What I'm saying is that you must replace the drugs as the escape. That is one hard job, but you can do it. Eventually your friend will be able to stand on their own -- mostly because they're old enough to move out or to go off to college; yeah, think in terms of YEARS AWAY.

I really hate to leave you with unhappy thoughts, but, then again, what else do drugs bring? I sincerely hope that you can help your friend, and I hope I made some sense here. Best of luck.


Dear Mozy,
    I've heard rumors that ur Jafar's son. IS THIS TRUE?????

Yeah, and Arnold Schwarzenegger and Danny DeVito are twins. Gimme a break! HA! Actually, Jafar did have a son, a entire family of his own. But that's another story.


Dear Mozy,
    I have a really big audition coming up, and I really want the part, and I know that I'm perfect for it.
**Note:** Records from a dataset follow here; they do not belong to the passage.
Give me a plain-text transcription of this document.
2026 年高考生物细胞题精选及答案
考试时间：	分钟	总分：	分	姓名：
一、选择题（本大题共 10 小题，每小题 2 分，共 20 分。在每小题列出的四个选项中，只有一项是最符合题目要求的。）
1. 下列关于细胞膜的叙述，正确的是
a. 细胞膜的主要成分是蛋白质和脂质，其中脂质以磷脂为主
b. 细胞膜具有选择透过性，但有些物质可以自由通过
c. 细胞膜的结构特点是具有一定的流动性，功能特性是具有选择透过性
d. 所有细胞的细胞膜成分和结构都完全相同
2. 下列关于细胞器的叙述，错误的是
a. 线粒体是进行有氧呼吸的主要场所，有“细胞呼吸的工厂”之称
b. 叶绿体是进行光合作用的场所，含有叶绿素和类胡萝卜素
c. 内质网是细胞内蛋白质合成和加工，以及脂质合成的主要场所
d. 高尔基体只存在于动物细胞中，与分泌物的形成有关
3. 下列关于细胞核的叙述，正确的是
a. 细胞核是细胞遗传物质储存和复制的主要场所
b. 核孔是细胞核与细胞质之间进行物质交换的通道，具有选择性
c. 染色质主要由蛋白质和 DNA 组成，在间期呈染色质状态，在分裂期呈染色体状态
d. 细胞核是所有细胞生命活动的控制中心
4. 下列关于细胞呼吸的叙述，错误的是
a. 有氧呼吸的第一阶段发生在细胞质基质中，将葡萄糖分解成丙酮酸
I'm confident until I see some of the people who go ahead of me. Sometimes, even though I'm better than they are, I get nervous, and that causes me to make mistakes during my audition. What's the best way to stay calm at a time like this?

You need to keep in mind the opening prose of your letter. "You know you're perfect for it". Just look at me -- skinny, pale, friendless, a geek if you will. But everybody knows I carry the biggest stick and I'm the baddest villain from Baghdad to Timbuktu. And as my minion, I require that you approach all situations with the same arrogance and delusion. HUP HUP HUP!